There are four medical images: the Lung1 image, the Lung2 image, the Thorax image, and the Brain image.
Figure 8 shows the original images and the medical images’ segmentation results. From the first row, it can be seen that the HFBOA-Otsu algorithm has better segmentation effects and clearly segments the lung tissue. In the segmentation results of the Lung2 image, the BOA-Otsu algorithm cannot fully segment the lung tissue. The FFA-Otsu algorithm and the Im-FpsoOtsu algorithm are able to segment the lung tissue completely; however, there are some shortcomings in the details, whereas the segmentation results of the HFBOA-Otsu algorithm are clearer and have more details. For the Thorax image, the HFBOA-Otsu algorithm enabled the precise segmentation of organ tissue, and the lesion tissue is clear and complete. For the segmentation of the Brain image, the HFBOA-Otsu algorithm ensures the organ tissues are clearer and more complete. Therefore, the HFBOA-Otsu algorithm provides better segmentation results of medical images.
The objective evaluation indexes of the medical segmentation images are shown in
Table 5, which clearly shows the results of the medical segmentation images using the five algorithms, and it also shows the performance of each image threshold segmentation algorithm. The fitness curves of the medical images are shown in
Figure 9, comparing the convergence speed of the five algorithms.
As shown in
Table 5, for the Lung1 image, the number of iterations with the HFBOA-Otsu algorithm is four: compared with the BOA-Otsu algorithm, it is 92.72% faster. The FFA-Otsu algorithm, the Im-FpsoOtsu algorithm, and the PSO-Otsu algorithm find the optimal value after 13 iterations, 12 iterations, and 73 iterations, respectively. Therefore, the convergence rate of the HFBOA-Otsu algorithm is faster. The fitness function value, the SSIM value, the PSNR value, and the MSE value are better than those of the other algorithms. From the fitness curve of the Lung2 image, the HFBOA-Otsu algorithm has faster convergence, a higher fitness function value, and better segmentation effects. The MSE value and the SSIM value of the HFBOA-Otsu algorithm are better, indicating that the segmentation accuracy of the HFBOA-Otsu algorithm is higher. The PSNR value is also higher, and the segmentation results of the HFBOA-Otsu algorithm are least affected by noise.
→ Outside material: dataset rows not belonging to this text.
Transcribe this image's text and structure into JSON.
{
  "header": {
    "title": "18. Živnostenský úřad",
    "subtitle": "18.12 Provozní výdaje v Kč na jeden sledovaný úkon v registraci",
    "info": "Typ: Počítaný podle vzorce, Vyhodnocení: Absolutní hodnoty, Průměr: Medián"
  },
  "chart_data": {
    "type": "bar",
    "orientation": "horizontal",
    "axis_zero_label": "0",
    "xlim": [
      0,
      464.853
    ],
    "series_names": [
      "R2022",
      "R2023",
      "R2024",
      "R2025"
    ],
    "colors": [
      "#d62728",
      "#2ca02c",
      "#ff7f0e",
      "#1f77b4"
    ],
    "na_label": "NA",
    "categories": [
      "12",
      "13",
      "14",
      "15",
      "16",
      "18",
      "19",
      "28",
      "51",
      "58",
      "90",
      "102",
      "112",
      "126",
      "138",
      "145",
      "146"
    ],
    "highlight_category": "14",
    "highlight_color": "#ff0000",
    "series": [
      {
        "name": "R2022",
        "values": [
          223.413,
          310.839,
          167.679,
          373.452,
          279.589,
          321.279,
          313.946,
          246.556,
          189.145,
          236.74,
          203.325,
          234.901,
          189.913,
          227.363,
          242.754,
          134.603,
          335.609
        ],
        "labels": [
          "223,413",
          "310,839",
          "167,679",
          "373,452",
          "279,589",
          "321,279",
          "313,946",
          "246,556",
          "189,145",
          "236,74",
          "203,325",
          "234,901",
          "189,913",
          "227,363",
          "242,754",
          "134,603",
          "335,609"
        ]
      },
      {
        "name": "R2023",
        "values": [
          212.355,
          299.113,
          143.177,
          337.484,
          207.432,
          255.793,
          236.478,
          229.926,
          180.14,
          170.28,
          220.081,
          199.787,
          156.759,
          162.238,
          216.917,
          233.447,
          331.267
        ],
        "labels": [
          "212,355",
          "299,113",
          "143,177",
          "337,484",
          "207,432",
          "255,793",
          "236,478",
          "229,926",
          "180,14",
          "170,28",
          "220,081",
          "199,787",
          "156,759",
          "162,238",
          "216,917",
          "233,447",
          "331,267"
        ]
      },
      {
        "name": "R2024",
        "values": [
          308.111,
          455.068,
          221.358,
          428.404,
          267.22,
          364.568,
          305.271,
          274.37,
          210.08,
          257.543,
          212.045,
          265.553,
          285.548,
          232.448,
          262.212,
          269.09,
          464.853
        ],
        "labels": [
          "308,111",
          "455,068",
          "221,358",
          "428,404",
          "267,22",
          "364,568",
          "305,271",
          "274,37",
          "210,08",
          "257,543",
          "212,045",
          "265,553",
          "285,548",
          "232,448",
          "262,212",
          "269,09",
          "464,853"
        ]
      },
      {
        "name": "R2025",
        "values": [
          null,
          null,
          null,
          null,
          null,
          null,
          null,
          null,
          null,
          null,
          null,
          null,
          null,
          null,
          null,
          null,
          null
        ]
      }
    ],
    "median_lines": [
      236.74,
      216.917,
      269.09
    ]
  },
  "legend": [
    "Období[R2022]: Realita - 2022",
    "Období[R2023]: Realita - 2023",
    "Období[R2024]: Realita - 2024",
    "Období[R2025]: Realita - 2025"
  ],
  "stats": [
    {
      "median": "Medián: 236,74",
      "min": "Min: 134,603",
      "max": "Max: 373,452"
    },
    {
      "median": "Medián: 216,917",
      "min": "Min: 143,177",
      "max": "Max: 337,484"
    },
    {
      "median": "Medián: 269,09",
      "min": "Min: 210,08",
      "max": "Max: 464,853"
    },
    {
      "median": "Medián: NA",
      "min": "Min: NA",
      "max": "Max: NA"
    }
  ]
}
According to the fitness curve of the Thorax image, the HFBOA-Otsu algorithm finds the optimal threshold after nine iterations. The other algorithms converged after 58 iterations, 14 iterations, 70 iterations, and 96 iterations, respectively. The fitness function value of the HFBOA-Otsu algorithm is larger, and the convergence speed and segmentation effects of the algorithm are improved. The PSNR value and SSIM value of the HFBOA-Otsu algorithm are larger than those of the other algorithms, and the MSE value is smaller, which means that the anti-noise performance of the HFBOA-Otsu algorithm is guaranteed, and the segmentation accuracy is improved. From the objective evaluation indexes of the Brain image segmentation results in
Table 5, it can be seen that the indexes of the HFBOA-Otsu algorithm are better than those of the other algorithms, indicating that the segmentation accuracy and anti-noise performance of the HFBOA-Otsu algorithm are improved.